Monday 21 November 2022

#56: LIVING

 

Starring Bill Nighy, Aimee Lou Wood, Alex Sharp, Tom Bruke, Adrian Rawlins, Oliver Chris, Michael Cochrane, Zoe Boyle, LIa Williams, Patsy Ferran and Nichola McAuliffe. Based on the Akira Kurosawa movie Ikiru. Screenplay by Kazuo Ishiguro. Directed by Oliver Hermanus. Music by Emilie Levienaise-Farrouch. Running time 102 minutes.

The plot isn't what's important in this wonderful and deeply moving movie, it concerns Mr. Williams (Bill Nighy), a late-middle-aged civil servant and widow who discovers he only has six to nine months to live and sets out to live a little before he dies. This he does not in a wacky sex, alcohol or drug filled orgy of excess or through a series of Hollywood-style bucket-list type comedic japes but rather with humility and dignity, as he sets out to get planning permission approved on a small playground in a run down area of town.   

Set in a 1953 London, that's not been ethnically homogenised like the similarly set but utterly woeful Mrs Harris Goes to Paris, Instead, Living just presents London as it was, not ethnically diverse, not a glorious melting pot of culture, nor a bingo card of diversity, and leaves it at that, rather it explores the nature of class system in the post war era of the UK, and focuses on a world repressed by unspoken rules and standards, where a young man, new to the world of work, waits his turn to speak to their elders and betters, and the gossip of prim housewives can have a devastating impact on those not conforming to social norms. As a result you're gifted with a simply wonderfully moving and emotional film that doesn't attempt to push your buttons or exploit you with mawkish sentimentality. Nighy plays a prim and proper man, who realises his childhood dreams of being a gentleman has robbed him of a chance to live. 
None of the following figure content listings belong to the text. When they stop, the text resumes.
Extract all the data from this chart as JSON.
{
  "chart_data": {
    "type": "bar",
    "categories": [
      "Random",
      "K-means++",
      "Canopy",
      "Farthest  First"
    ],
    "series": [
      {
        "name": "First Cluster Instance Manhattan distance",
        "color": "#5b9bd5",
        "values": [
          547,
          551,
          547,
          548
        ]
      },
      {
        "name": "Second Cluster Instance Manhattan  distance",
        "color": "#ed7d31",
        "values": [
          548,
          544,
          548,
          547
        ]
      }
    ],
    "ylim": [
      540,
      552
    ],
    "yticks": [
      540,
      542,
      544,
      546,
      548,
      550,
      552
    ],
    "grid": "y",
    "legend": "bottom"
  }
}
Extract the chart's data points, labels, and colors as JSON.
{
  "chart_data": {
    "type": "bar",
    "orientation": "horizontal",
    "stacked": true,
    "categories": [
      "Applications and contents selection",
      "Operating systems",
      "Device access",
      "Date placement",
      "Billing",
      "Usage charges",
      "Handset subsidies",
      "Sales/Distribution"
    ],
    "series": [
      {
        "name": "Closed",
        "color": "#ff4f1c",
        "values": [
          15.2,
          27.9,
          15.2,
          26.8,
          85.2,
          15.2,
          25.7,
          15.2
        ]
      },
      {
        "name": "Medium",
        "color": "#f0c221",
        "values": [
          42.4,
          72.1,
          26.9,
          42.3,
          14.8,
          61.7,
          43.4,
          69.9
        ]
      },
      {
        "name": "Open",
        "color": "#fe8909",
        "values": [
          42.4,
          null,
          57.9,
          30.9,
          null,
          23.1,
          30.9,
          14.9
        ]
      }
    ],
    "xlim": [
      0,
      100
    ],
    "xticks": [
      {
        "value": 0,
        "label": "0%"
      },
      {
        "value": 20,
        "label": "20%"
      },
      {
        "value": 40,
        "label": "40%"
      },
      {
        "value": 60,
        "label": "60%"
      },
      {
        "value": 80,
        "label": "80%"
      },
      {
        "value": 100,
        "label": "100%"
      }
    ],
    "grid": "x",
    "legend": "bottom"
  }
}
Bill Nighy is brilliant in the lead role and carries the film with grace and consummate skill. The dignity and humanity he brings to his role is exceptional. And the rest of the cast are likewise a delight, Aimee Lou Wood plays Miss Harris whom sparks in Williams an urge to live, and provides him an opportunity for a deeply moving speech where he explains his motives in befriending her. Similarly the other buttoned up men in his life, his son and office staff are also changed by Williams's final days. But this isn't a film where the hero stands on a desk and delivers a moving speech to rally those around him, rather it's the study of a truly gentle man who strives to leave his mark just one time before it's too late.  

The film shows us the impact his buttoned up life has on those he works with, as well as his son and daughter-in-law who all know nothing about the real Mr. Williams.
 
Set in and around County Hall and some brilliantly sourced locations, the film also uses some amazing vintage footage of London to great effect to bring 1950's London to vivid life.